It’s tough to lose an election. As the United States 2012 election result became evident, Mitt Romney and his team reportedly could not believe that they had been defeated. Apparently, Romney was “shell-shocked.” He did concede to President Obama, but elsewhere in the world, presidential candidates facing defeat don’t always go quietly. In Ghana, where presidential and parliamentary elections have just taken place on December 7 and 8 (the voting was extended into a second day because of technical difficulties), the opposition candidate, Nana Akufo-Addo, is challenging the Electoral Commission’s declaration that John Mahama, the incumbent, has won the presidential election.
As Sunday, December 9 in Ghana came to its end and the results of the large majority of constituencies had been accounted for in an 80% turnout election, Mahama had 50.70% of the vote, followed by Akufo-Addo with 47.74%. (Twenty-three political parties are registered, but the system is dominated by only two: the National Democratic Congress and the New Patriotic Party.) Preparing for the eventuality of unrest, armored vehicles surrounded the Electoral Commission building in Ghana’s capital, Accra, where a small and short-lived protest had earlier broken out. Several religious and other leaders put out appeals to Ghanaian citizens to eschew violence of any sort, with the concerted message that the winner of the election is Ghana as a whole.
Mahama’s victory will give him a second term in power.

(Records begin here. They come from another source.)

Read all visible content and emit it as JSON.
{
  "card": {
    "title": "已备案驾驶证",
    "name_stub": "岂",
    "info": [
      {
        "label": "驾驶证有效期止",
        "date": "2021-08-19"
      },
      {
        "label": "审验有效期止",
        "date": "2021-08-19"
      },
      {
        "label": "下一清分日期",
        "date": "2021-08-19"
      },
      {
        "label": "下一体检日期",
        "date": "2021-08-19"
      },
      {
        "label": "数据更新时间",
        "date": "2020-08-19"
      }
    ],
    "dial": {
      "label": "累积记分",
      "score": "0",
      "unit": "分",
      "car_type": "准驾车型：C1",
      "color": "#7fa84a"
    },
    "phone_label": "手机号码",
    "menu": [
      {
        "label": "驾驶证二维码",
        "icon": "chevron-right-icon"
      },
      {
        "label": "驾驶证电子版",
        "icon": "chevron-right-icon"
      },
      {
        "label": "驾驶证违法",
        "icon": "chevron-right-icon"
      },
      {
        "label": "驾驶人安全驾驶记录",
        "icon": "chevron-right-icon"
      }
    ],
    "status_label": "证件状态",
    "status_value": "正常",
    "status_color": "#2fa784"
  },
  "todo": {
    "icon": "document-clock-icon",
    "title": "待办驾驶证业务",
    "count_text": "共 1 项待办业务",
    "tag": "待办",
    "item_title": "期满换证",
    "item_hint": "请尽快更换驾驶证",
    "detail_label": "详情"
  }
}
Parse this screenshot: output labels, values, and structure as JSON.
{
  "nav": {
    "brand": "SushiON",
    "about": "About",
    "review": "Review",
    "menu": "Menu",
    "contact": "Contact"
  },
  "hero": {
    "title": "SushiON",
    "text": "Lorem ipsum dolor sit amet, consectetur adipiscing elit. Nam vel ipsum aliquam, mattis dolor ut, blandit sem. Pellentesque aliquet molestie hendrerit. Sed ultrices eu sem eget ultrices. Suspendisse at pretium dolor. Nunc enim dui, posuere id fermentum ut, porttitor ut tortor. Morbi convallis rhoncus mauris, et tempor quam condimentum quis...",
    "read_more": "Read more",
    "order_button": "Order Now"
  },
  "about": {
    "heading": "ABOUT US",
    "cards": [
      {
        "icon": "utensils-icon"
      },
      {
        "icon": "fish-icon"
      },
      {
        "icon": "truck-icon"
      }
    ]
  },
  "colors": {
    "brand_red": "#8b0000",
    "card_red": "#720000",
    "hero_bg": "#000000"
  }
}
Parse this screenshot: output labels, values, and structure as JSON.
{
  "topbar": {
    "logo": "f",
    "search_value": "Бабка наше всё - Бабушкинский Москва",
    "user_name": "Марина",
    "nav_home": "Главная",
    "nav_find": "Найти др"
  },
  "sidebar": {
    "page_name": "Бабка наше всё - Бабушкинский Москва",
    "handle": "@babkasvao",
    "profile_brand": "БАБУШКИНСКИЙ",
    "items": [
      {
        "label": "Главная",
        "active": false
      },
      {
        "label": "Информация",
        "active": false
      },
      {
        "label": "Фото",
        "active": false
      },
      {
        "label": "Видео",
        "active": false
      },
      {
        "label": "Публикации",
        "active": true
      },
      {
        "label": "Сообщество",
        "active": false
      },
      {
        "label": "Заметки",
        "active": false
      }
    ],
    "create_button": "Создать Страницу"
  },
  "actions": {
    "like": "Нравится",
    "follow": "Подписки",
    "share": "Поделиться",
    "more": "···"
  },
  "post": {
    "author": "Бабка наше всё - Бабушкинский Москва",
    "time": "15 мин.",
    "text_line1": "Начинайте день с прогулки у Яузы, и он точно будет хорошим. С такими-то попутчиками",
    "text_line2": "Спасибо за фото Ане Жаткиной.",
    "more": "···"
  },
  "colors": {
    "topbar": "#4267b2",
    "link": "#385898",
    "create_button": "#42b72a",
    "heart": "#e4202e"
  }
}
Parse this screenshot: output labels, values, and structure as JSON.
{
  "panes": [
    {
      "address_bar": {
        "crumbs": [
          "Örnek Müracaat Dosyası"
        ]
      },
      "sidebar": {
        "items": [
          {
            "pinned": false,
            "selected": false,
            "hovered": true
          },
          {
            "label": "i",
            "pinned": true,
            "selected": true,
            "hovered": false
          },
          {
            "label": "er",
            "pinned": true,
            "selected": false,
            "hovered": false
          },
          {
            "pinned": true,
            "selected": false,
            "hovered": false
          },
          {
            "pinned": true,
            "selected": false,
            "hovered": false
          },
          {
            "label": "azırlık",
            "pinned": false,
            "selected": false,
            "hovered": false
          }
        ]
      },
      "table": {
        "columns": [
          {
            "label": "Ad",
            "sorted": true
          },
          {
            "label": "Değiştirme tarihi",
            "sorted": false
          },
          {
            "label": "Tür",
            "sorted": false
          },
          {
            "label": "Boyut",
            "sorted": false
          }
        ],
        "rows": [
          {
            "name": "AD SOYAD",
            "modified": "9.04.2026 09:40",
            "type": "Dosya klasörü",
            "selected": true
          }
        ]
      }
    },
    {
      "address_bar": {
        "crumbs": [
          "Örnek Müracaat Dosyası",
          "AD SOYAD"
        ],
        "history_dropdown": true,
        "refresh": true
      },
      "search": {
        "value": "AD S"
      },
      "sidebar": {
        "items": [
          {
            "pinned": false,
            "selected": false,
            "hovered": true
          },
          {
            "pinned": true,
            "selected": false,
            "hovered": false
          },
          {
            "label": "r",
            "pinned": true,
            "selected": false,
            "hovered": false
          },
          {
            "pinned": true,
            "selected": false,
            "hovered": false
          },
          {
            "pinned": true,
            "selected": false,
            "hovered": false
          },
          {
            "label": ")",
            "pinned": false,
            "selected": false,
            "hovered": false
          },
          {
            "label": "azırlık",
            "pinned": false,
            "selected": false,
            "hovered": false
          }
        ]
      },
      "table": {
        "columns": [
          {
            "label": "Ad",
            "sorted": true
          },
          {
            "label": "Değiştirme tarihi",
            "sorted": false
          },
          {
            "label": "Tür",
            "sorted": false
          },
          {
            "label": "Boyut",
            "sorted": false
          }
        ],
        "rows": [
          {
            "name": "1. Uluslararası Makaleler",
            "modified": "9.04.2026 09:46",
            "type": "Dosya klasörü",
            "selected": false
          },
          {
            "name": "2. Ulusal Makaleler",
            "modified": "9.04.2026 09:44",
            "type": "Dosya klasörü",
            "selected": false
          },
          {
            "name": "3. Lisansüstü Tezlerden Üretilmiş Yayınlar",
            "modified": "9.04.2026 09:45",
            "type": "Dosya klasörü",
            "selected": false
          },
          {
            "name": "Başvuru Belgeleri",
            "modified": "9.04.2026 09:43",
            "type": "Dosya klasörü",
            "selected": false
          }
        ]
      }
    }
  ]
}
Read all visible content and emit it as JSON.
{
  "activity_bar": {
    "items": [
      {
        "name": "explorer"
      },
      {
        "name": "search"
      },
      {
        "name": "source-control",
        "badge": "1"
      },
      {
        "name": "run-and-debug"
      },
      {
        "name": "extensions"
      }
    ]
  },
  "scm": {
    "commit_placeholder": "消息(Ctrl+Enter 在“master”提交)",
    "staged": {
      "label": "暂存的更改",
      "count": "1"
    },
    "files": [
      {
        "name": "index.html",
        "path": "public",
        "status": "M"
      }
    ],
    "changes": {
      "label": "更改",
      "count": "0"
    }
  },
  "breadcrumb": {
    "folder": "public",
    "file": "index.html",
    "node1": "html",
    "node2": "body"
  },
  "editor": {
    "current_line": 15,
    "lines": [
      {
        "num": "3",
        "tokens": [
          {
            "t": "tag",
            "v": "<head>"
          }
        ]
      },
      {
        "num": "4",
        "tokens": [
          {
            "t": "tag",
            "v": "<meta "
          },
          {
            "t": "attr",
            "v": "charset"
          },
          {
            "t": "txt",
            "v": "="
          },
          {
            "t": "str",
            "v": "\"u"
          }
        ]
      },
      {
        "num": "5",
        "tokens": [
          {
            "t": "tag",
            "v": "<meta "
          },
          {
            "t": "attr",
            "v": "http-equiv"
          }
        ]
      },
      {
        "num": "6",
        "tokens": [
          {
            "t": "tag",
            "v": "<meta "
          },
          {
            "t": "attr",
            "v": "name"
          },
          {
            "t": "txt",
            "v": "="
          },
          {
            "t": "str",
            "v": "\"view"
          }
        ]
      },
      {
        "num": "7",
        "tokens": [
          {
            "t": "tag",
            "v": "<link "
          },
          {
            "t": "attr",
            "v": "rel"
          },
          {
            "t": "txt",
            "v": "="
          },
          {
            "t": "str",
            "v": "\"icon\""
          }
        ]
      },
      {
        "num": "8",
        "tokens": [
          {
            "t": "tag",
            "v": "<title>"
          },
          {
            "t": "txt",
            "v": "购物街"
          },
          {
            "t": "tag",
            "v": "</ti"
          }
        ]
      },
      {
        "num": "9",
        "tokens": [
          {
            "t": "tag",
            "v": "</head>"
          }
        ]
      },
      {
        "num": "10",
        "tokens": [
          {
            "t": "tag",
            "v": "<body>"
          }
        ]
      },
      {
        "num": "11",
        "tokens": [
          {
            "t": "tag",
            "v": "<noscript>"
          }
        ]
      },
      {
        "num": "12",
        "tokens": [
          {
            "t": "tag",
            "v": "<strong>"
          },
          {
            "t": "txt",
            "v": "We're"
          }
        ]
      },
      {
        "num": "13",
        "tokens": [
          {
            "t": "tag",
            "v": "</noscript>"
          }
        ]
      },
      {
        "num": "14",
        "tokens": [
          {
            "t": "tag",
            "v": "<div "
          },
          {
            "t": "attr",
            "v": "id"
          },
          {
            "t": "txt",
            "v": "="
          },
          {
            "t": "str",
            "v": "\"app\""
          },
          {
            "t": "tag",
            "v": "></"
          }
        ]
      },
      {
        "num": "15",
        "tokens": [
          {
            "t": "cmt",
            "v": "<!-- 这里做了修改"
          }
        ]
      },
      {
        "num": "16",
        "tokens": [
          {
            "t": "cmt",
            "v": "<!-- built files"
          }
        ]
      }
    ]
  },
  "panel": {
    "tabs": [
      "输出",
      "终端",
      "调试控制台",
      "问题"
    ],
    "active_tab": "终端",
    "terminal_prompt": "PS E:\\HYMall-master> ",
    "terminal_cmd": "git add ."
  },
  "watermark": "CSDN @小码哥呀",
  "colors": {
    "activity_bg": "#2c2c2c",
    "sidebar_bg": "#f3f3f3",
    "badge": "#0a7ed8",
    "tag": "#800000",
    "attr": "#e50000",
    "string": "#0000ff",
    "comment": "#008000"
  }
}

His history as Ghana’s president is unique in that he was the vice-president until July 2012, when the then-President John Atta Mills died unexpectedly and Mahama was sworn in as the head of state. For the most part, he has continued Mills’s policies, running a well-organized campaign based on promises to improve the country’s infrastructure and the general lot of Ghanaians, particularly in view of the country’s newfound oil wealth. A scholar and author, Mahama has been described as affable and approachable. His acceptance speech was short, informal and humble — certainly without any of the soaring rhetoric that Americans sometimes expect from their presidents.
For challenger Nana Akufo-Addo, the defeat is particularly stinging, as it is a repeat of much the same result in his 2008 bid. An economist and lawyer by training, he comes from a family of well-known political luminaries in Ghana’s history. His education in the UK evident from his clipped, British-tinged accent, he may have appeared to some Ghanaians as rather pedagogic and less a “man of the people” than Mahama.
Ghana’s political process is vigorous. Radio and TV debates between opposing groups can be quite vociferous, and huge political rallies include brash highlife music, dancing, and exuberant flag-waving that make the American counterpart look like a dainty English tea party with finger sandwiches.
This is the first time that Ghana has used a fingerprint-based biometric system during the voting process, in order to eliminate any possibility of fraud. As well intended as the idea is, failure of the devices was the primary cause of massive delays and long lines at the polling stations. By the end of Friday, December 7th, many would-be voters had to be turned away. Most returned, but there is no doubt that some did not, or could not. The country has another four years to get the system working. For some reason, no matter the location, electronic machines and elections don’t always get along.
Kwei Quartey is a physician, novelist, and Foreign Policy in Focus columnist.